Un couple marié depuis 2023 se heurte à un obstacle immunologique inattendu dans sa quête pour avoir un enfant : le système immunitaire de la femme rejette les embryons porteurs de l’ADN de son mari. Cette incompatibilité rare, révélée lors de tentatives de fécondation in vitro, met en lumière des défis insoupçonnés de la reproduction assistée.
Après plus de deux ans d’efforts infructueux pour concevoir naturellement, Alex Murphy Klein et son mari Paul se sont tournés vers la fécondation in vitro.
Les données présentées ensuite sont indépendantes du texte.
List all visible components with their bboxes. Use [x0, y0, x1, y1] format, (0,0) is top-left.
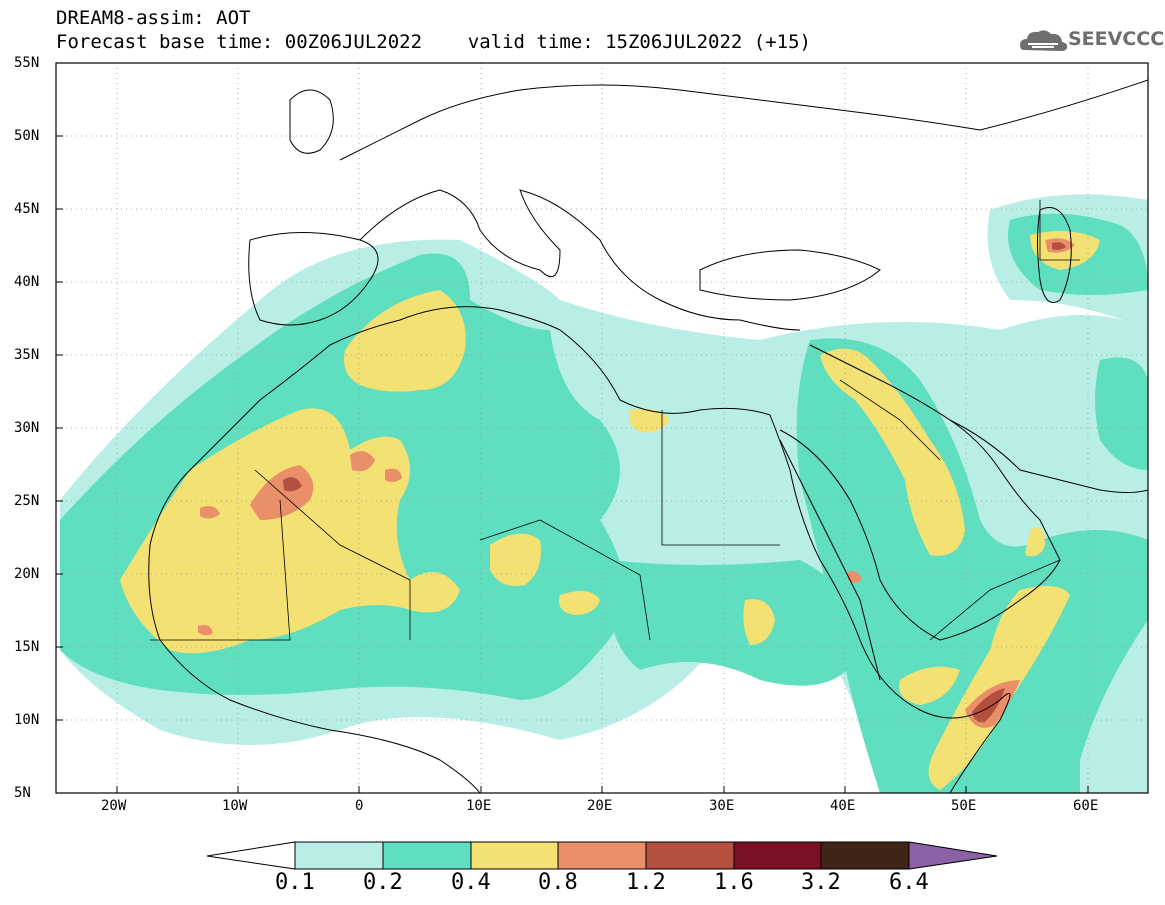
colorbar-bin — [294, 841, 384, 870]
lat-label: 20N — [14, 566, 40, 582]
colorbar-bin — [645, 841, 735, 870]
graticule — [56, 63, 1148, 793]
aot-field — [60, 194, 1148, 793]
lon-label: 0 — [355, 798, 364, 814]
lon-label: 20W — [101, 798, 127, 814]
colorbar-bin — [820, 841, 910, 870]
lon-label: 10E — [466, 798, 492, 814]
colorbar-bin — [470, 841, 559, 870]
axis-ticks — [56, 135, 1089, 793]
colorbar-label: 0.1 — [275, 870, 315, 895]
colorbar-label: 0.4 — [451, 870, 491, 895]
lon-label: 40E — [830, 798, 856, 814]
lat-label: 10N — [14, 712, 40, 728]
aot-level-0.4 — [120, 231, 1100, 790]
lat-label: 25N — [14, 493, 40, 509]
colorbar-label: 3.2 — [801, 870, 841, 895]
lat-label: 45N — [14, 201, 40, 217]
lon-label: 50E — [951, 798, 977, 814]
cloud-icon — [1020, 30, 1068, 51]
colorbar-label: 1.2 — [626, 870, 666, 895]
colorbar-bin — [733, 841, 822, 870]
forecast-time-line: Forecast base time: 00Z06JUL2022 valid t… — [56, 31, 811, 53]
lon-label: 20E — [587, 798, 613, 814]
colorbar-bin — [557, 841, 647, 870]
country-borders — [150, 200, 1080, 641]
lon-label: 30E — [709, 798, 735, 814]
lat-label: 30N — [14, 420, 40, 436]
logo-text: SEEVCCC — [1068, 28, 1165, 50]
lat-label: 50N — [14, 128, 40, 144]
lat-label: 5N — [14, 785, 31, 801]
aot-level-1.2 — [283, 242, 1066, 723]
lat-label: 55N — [14, 55, 40, 71]
lat-label: 15N — [14, 639, 40, 655]
map-title: DREAM8-assim: AOT — [56, 7, 251, 29]
lon-label: 60E — [1073, 798, 1099, 814]
colorbar-label: 1.6 — [714, 870, 754, 895]
lon-label: 10W — [222, 798, 248, 814]
colorbar-low-arrow — [206, 841, 296, 870]
lat-label: 40N — [14, 274, 40, 290]
colorbar-bin — [382, 841, 472, 870]
colorbar — [206, 841, 998, 870]
lat-label: 35N — [14, 347, 40, 363]
coastlines — [148, 79, 1148, 793]
colorbar-label: 6.4 — [889, 870, 929, 895]
colorbar-label: 0.2 — [363, 870, 403, 895]
colorbar-label: 0.8 — [538, 870, 578, 895]
colorbar-high-arrow — [908, 841, 998, 870]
C’est à ce moment-là qu’ils ont découvert une particularité biologique troublante : le système immunitaire d’Alex attaque systématiquement les embryons contenant l’ADN de Paul. Il ne s’agit pas d’une allergie classique, avec des symptômes tels que l’urticaire ou le choc anaphylactique, mais d’une réaction immunitaire spécifique.
« J’ai ce qu’on appelle Kir AA, et Paul possède un gène appelé HLAC2. Et lorsqu’ils se rencontrent, ils se repoussent », a expliqué Alex Murphy Klein dans une vidéo. « Mes gènes mettent en quelque sorte les freins et disent : Attaquons-le. »
Le couple est actuellement à la recherche d’un traitement pour contrer cette incompatibilité. Leur situation, bien que complexe, est moins extrême que celle d’un autre couple américain, Johanna et Scott Watkins. En 2017, Johanna Watkins a découvert qu’elle était également allergique à son mari, au point de ne plus pouvoir tolérer son odeur ou sa présence dans la même pièce.
À ce stade, aucune solution définitive n’a été trouvée pour Alex et Paul, mais ils continuent d’explorer les options thérapeutiques disponibles afin de réaliser leur rêve de fonder une famille.